Catchment restoration in the River Tamar catchment, UK : modelling agriculture, water quality and greenhouse gas emissions
It is known that agriculture makes a significant contribution to the total global anthropogenic emissions of greenhouse gases (GHG) and a recent UK Research Council report indicated that agriculture is responsible for approximately 8% of all UK GHG emissions, but that these estimates fail to consider “differences between farming practices or the effects of innovative approaches and policies”. Methane (notably present in livestock manures) and nitrous oxide (generated by the microbial transformation of nitrogen in soils and manures) have global warming potential values far in excess of that of carbon dioxide. Consequently, changes in agricultural land use and management may play an important role in achieving the UK Government’s target of reducing GHG emissions by 34% by the year 2020.
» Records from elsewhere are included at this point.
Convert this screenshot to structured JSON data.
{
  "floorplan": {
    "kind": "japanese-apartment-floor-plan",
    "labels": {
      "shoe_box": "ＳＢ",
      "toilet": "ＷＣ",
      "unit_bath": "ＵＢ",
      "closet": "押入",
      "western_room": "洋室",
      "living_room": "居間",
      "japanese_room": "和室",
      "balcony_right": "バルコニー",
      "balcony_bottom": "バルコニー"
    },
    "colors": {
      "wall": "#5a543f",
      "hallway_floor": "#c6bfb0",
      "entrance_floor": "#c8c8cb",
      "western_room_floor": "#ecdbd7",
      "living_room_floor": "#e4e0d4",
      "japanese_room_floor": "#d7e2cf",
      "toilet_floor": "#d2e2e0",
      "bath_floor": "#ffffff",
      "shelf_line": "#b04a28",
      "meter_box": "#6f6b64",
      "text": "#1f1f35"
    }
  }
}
One aim of the RELU ‘Innovative Market-Based Mechanisms for Protection of Water Resources’ project is to assist development of a catchment restoration scheme in South West England. This includes appraising alternatives for agricultural land use change which will bring about water quality improvements in the River Tamar catchment, and modelling the likely impacts of such changes on GHG emissions. This paper focuses on the assessment of changes in surface water nitrates (NO3-) and nitrous oxide (N2O) emissions related to different land use and land management options. The objective is to determine which areas of the catchment to target for greatest benefit in terms of reducing these agricultural outputs and to assess the risk of pollution-swapping (and worsening of GHG emissions) such as swapping dissolved NO3- in water bodies for gaseous N2O from waterlogged wetlands.